As purpurinas exasperam a pele, deixam as provectas ansiedades do mundo a falar alto. De onde vieram, só sabemos que adejavam, sopradas pelo vento errático, sem paradeiro por determinar. Na mesa do lado, um rapaz está embebido na música que passa nos auscultadores. Por mau isolamento dos auscultadores, os demais sabem (se conhecerem) a música que o rapaz está a ouvir. Ele tem uma vantagem: não está com as purpurinas coladas à pele.
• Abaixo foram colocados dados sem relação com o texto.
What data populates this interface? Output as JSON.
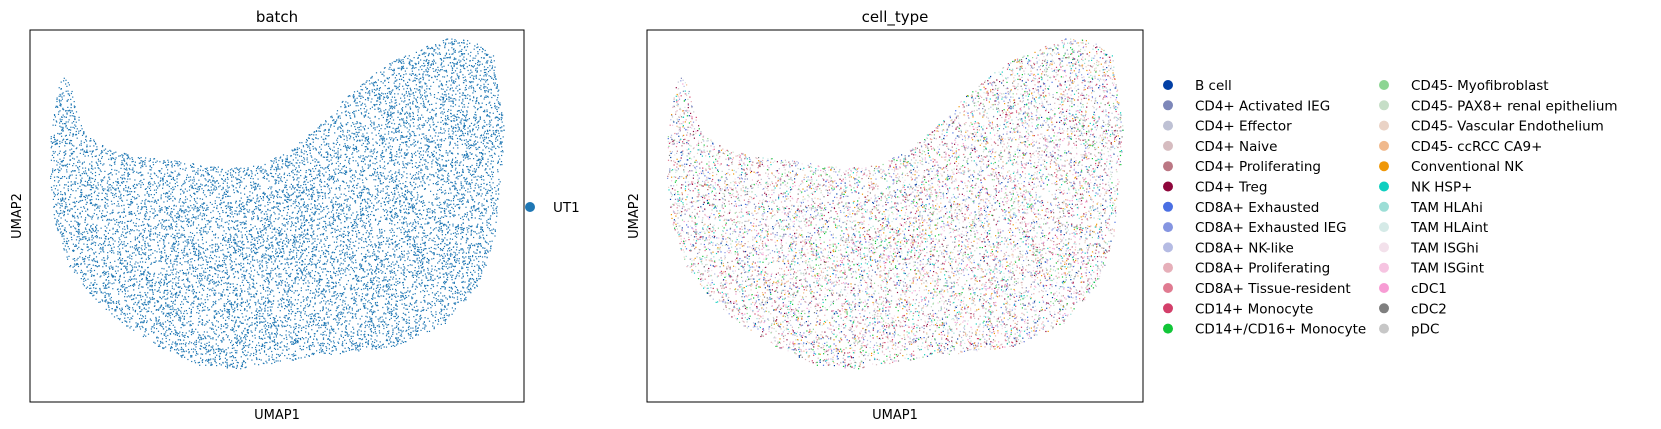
{
  "chart_data": [
    {
      "type": "scatter",
      "title": "batch",
      "xlabel": "UMAP1",
      "ylabel": "UMAP2",
      "grid": false,
      "legend": "right",
      "series": [
        {
          "name": "UT1",
          "color": "#1f77b4"
        }
      ],
      "x": [],
      "y": []
    },
    {
      "type": "scatter",
      "title": "cell_type",
      "xlabel": "UMAP1",
      "ylabel": "UMAP2",
      "grid": false,
      "legend": "right",
      "series": [
        {
          "name": "B cell",
          "color": "#023fa5"
        },
        {
          "name": "CD4+ Activated IEG",
          "color": "#7d87b9"
        },
        {
          "name": "CD4+ Effector",
          "color": "#bec1d4"
        },
        {
          "name": "CD4+ Naive",
          "color": "#d6bcc0"
        },
        {
          "name": "CD4+ Proliferating",
          "color": "#bb7784"
        },
        {
          "name": "CD4+ Treg",
          "color": "#8e063b"
        },
        {
          "name": "CD8A+ Exhausted",
          "color": "#4a6fe3"
        },
        {
          "name": "CD8A+ Exhausted IEG",
          "color": "#8595e1"
        },
        {
          "name": "CD8A+ NK-like",
          "color": "#b5bbe3"
        },
        {
          "name": "CD8A+ Proliferating",
          "color": "#e6afb9"
        },
        {
          "name": "CD8A+ Tissue-resident",
          "color": "#e07b91"
        },
        {
          "name": "CD14+ Monocyte",
          "color": "#d33f6a"
        },
        {
          "name": "CD14+/CD16+ Monocyte",
          "color": "#11c638"
        },
        {
          "name": "CD45- Myofibroblast",
          "color": "#8dd593"
        },
        {
          "name": "CD45- PAX8+ renal epithelium",
          "color": "#c6dec7"
        },
        {
          "name": "CD45- Vascular Endothelium",
          "color": "#ead3c6"
        },
        {
          "name": "CD45- ccRCC CA9+",
          "color": "#f0b98d"
        },
        {
          "name": "Conventional NK",
          "color": "#ef9708"
        },
        {
          "name": "NK HSP+",
          "color": "#0fcfc0"
        },
        {
          "name": "TAM HLAhi",
          "color": "#9cded6"
        },
        {
          "name": "TAM HLAint",
          "color": "#d5eae7"
        },
        {
          "name": "TAM ISGhi",
          "color": "#f3e1eb"
        },
        {
          "name": "TAM ISGint",
          "color": "#f6c4e1"
        },
        {
          "name": "cDC1",
          "color": "#f79cd4"
        },
        {
          "name": "cDC2",
          "color": "#7f7f7f"
        },
        {
          "name": "pDC",
          "color": "#c7c7c7"
        }
      ],
      "x": [],
      "y": []
    }
  ]
}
O refrão repete-se – como se o artista estivesse num mau dia de inspiração (eufemismo para a estrutural desinspiração, no caso) e não conseguisse passar das palavras atamancadas no refrão. O rapaz encena uns tímidos passos de dança. Não será dança completa porque está sentado a beber a cerveja pela garrafa, no olímpico ignorar do copo que a empregada deixou na mesa. A perna direita move-se energicamente, parece repetir o refrão à exaustão. Nós, que temos o desprazer de conhecer aquela música, perguntamos como é possível um artista ser artista à custa de um refrão primitivo. Logo a seguir, descemos à terra e consentimos na exposição da estética ao princípio geral da relatividade.
O refrão parece colar-se à pele que serve de adesivo ao pensamento. Saímos do café, já tínhamos esgotado a sua serventia. Avançamos pelas ruas e o refrão não se descola da pele que serve de adesivo ao pensamento, abaulando a estética de que (talvez arrogantemente) nos julgamos tutores. O refrão já era um desprazer, agora tornou-se persona non grata. Apetece, num insano ato de violência gratuita, matá-lo. Pelo menos na pele que serve de adesivo ao pensamento.
Da estética de que nos julgamos tutores – voltamos ao assunto, nem que seja para obnubilar o refrão soez: um de nós adianta a hipótese de ostentarmos arrogância nessa condição. Não há arrogância, o que logo exclui a hipótese de ostentação. Partindo do princípio de que cada um segue um padrão estético, essa é uma divisa que aparece ao peito. Não se foge dela. Sem prevaricação que seja insultuosa aos demais, que a eles também está reservada, por adesão ou apenas por passividade, uma certa estética.
O refrão é uma flecha assestada ao olhar. Um atentado à estética de que somos embaixadores (fica mais modesto, em vez de tutores, não vá um angustiado militante de qualquer coisa insistir na tese da arrogância intelectual). Não somos aquele refrão. E mais dizemos: não somos nenhum refrão, que tanto prezamos a liberdade de espírito e não fomos feitos para sermos coutada de movimento nenhum.